Review of ‘Flourishing Faith’ by Chad Brand


baptistprimer_1 Chad Brand, Flourishing Faith: A Baptist Primer on Work, Economics, and Civic Stewardship (Grand Rapids, MI: Christian’s Library Press, 2012). Paperback/ Kindle

Flourishing Faith by Chad Brand is a primer on political economy from a Baptist perspective. It was commissioned by the Acton Institute and was the first of four similar volumes to appear, the others being written from Pentecostal, Wesleyan, and Reformed perspectives. I have reviewed the Pentecostal primer and will review the Wesleyan one soon. The Reformed primer has not been published yet.

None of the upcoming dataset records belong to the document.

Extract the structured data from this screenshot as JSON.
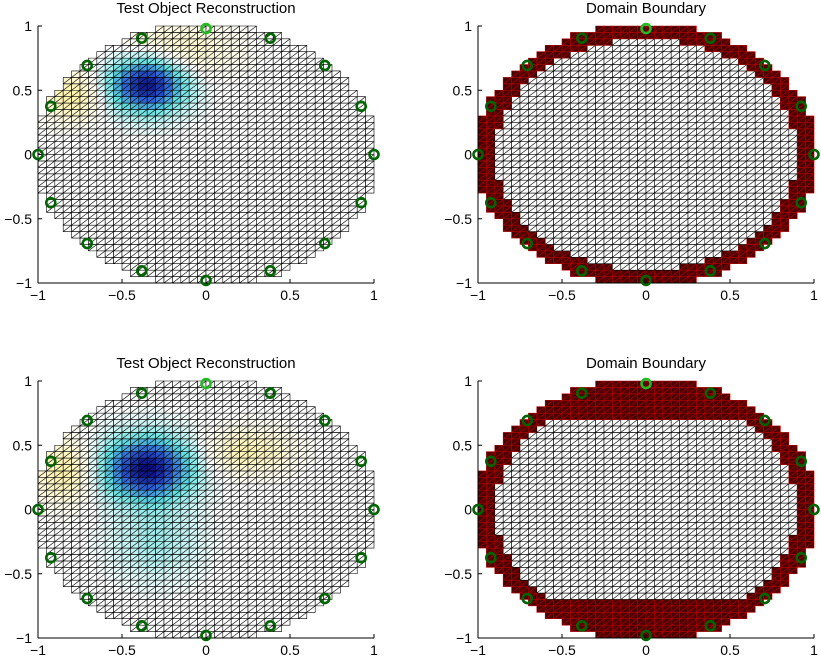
{
  "colors": {
    "mesh": "#000000",
    "boundary_fill": "#4d0000",
    "boundary_mesh": "#b00000",
    "electrode_ring": "#006400",
    "electrode_ring_active": "#22bb22",
    "inclusion_core": "#0a0a80",
    "inclusion_mid": "#2a5fd8",
    "inclusion_edge": "#5fe0e0",
    "positive_lobe": "#fff3a8"
  },
  "chart_data": [
    {
      "type": "mesh",
      "id": "plot-top-left",
      "title": "Test Object Reconstruction",
      "xlim": [
        -1,
        1
      ],
      "ylim": [
        -1,
        1
      ],
      "xticks": [
        -1,
        -0.5,
        0,
        0.5,
        1
      ],
      "xtick_labels": [
        "−1",
        "−0.5",
        "0",
        "0.5",
        "1"
      ],
      "yticks": [
        -1,
        -0.5,
        0,
        0.5,
        1
      ],
      "ytick_labels": [
        "−1",
        "−0.5",
        "0",
        "0.5",
        "1"
      ],
      "blobs": [
        {
          "cx": -0.35,
          "cy": 0.55,
          "rx": 0.26,
          "ry": 0.25,
          "sign": -1,
          "peak": 1.0
        },
        {
          "cx": -0.2,
          "cy": 0.8,
          "rx": 0.4,
          "ry": 0.25,
          "sign": 1,
          "peak": 0.25
        },
        {
          "cx": -0.8,
          "cy": 0.45,
          "rx": 0.2,
          "ry": 0.22,
          "sign": 1,
          "peak": 0.35
        }
      ],
      "electrodes": {
        "count": 16,
        "radius": 1.0,
        "active_index": 0
      }
    },
    {
      "type": "mesh",
      "id": "plot-top-right",
      "title": "Domain Boundary",
      "xlim": [
        -1,
        1
      ],
      "ylim": [
        -1,
        1
      ],
      "xticks": [
        -1,
        -0.5,
        0,
        0.5,
        1
      ],
      "xtick_labels": [
        "−1",
        "−0.5",
        "0",
        "0.5",
        "1"
      ],
      "yticks": [
        -1,
        -0.5,
        0,
        0.5,
        1
      ],
      "ytick_labels": [
        "−1",
        "−0.5",
        "0",
        "0.5",
        "1"
      ],
      "boundary": {
        "type": "ring",
        "rin": 0.9,
        "rout": 1.02
      },
      "electrodes": {
        "count": 16,
        "radius": 1.0,
        "active_index": 0
      }
    },
    {
      "type": "mesh",
      "id": "plot-bottom-left",
      "title": "Test Object Reconstruction",
      "xlim": [
        -1,
        1
      ],
      "ylim": [
        -1,
        1
      ],
      "xticks": [
        -1,
        -0.5,
        0,
        0.5,
        1
      ],
      "xtick_labels": [
        "−1",
        "−0.5",
        "0",
        "0.5",
        "1"
      ],
      "yticks": [
        -1,
        -0.5,
        0,
        0.5,
        1
      ],
      "ytick_labels": [
        "−1",
        "−0.5",
        "0",
        "0.5",
        "1"
      ],
      "blobs": [
        {
          "cx": -0.35,
          "cy": 0.32,
          "rx": 0.3,
          "ry": 0.28,
          "sign": -1,
          "peak": 1.0
        },
        {
          "cx": -0.3,
          "cy": -0.25,
          "rx": 0.3,
          "ry": 0.35,
          "sign": -1,
          "peak": 0.2
        },
        {
          "cx": 0.25,
          "cy": 0.45,
          "rx": 0.3,
          "ry": 0.2,
          "sign": 1,
          "peak": 0.3
        },
        {
          "cx": -0.85,
          "cy": 0.3,
          "rx": 0.2,
          "ry": 0.28,
          "sign": 1,
          "peak": 0.35
        }
      ],
      "electrodes": {
        "count": 16,
        "radius": 1.0,
        "active_index": 0
      }
    },
    {
      "type": "mesh",
      "id": "plot-bottom-right",
      "title": "Domain Boundary",
      "xlim": [
        -1,
        1
      ],
      "ylim": [
        -1,
        1
      ],
      "xticks": [
        -1,
        -0.5,
        0,
        0.5,
        1
      ],
      "xtick_labels": [
        "−1",
        "−0.5",
        "0",
        "0.5",
        "1"
      ],
      "yticks": [
        -1,
        -0.5,
        0,
        0.5,
        1
      ],
      "ytick_labels": [
        "−1",
        "−0.5",
        "0",
        "0.5",
        "1"
      ],
      "boundary": {
        "type": "bands",
        "rin": 0.9,
        "rout": 1.02,
        "top_band_y": 0.68,
        "bottom_band_y": -0.7
      },
      "electrodes": {
        "count": 16,
        "radius": 1.0,
        "active_index": 0
      }
    }
  ]
}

Brand’s book has several strengths. First, it is clearly and succinctly written, as should be expected in such an introductory work. Second, it does an admirable job of summarizing biblical teaching and historical developments as they relate to work, wealth,and the political economy. Third, it recognizes that a Baptist political economy teaches many things that are commonly held by Christians, especially Protestant Christians. Fourth, it highlights those areas in which Baptists—better, baptistic Christians—have a unique perspective on political economy.

Historically, baptistic strands of Christianity trace their roots to 16th-century Radical Reformers (e.g., the Anabaptists) or to 17th-century English separatists (e.g., Baptists). Both strands separated the institutions of church and state to a degree unprecedented before Constantine’s conversion to Christianity in A.D. 312. Post-Constantinian Christianity generally and the Magisterial Reformation specifically saw church rites (i.e., infant baptism, confirmation, communion) as the gateway to civic participation. They viewed the church as the state’s moral tutor and the state as the church’s legal protector (and occasional enforcer). Because everyone was a Christian, if only nominally, the church understood itself to be composed of both sinners (the visible church) and saints (the invisible church). By contrast, baptistic Christianity required professed faith as the condition of baptism, viewed the church as a community of visible saints, and took a dim view of state-supported faith as a violation of the individual’s religious freedom.

In the American experiment, Baptists often took an outsized role in pushing for independence and religious freedom. Although well-known 20th-century American Baptists—Walter Rauschenbusch and Harry Emerson Fosdick among Social Gospellers, Ron Sider and Craig Blomberg among evangelicals—have been critical of capitalism, Brand draws a logical connection between religious freedom, political freedom, and free markets that is plausible, to my mind anyway.

But that connection raises my two reservations about the book. First, the Anabaptists—as opposed to the Baptists—typically have not concluded that their theological and ecclesiological commitments align with Brand’s conservative, GOP-friendly political economy. Not even Brand’s fellow Baptists have drawn these conclusions (see the four Baptists mentioned above). This suggests that Brand’s brand of Baptist political economy is a plausible, though not necessary, outcome of baptistic theological and ecclesiological commitments.

Second, while I’m sympathetic to Brand’s political economy, I’m concerned that some readers will dismiss his interpretation of the baptistic tradition because of several pointed critiques of the Obama administration. While I think that Brand’s critiques score several palpable hits, I’m unconvinced that he needed to make them in an introductory text such as this. Primers should draw a picture in broad strokes rather than in fine lines, sticking to the general rather than the particular, and the long-term rather than the right-now. As it is, Brand’s critiques seem unnecessarily partisan. One year after the book’s publication, they’re already losing their freshness, quickly approaching their sell-by date, if they have not already passed it.

In sum, Flourishing Well outlines a plausible Baptist political economy composed of a visible church, a limited state, and a free market; but it should’ve avoided critiquing the Obama administration.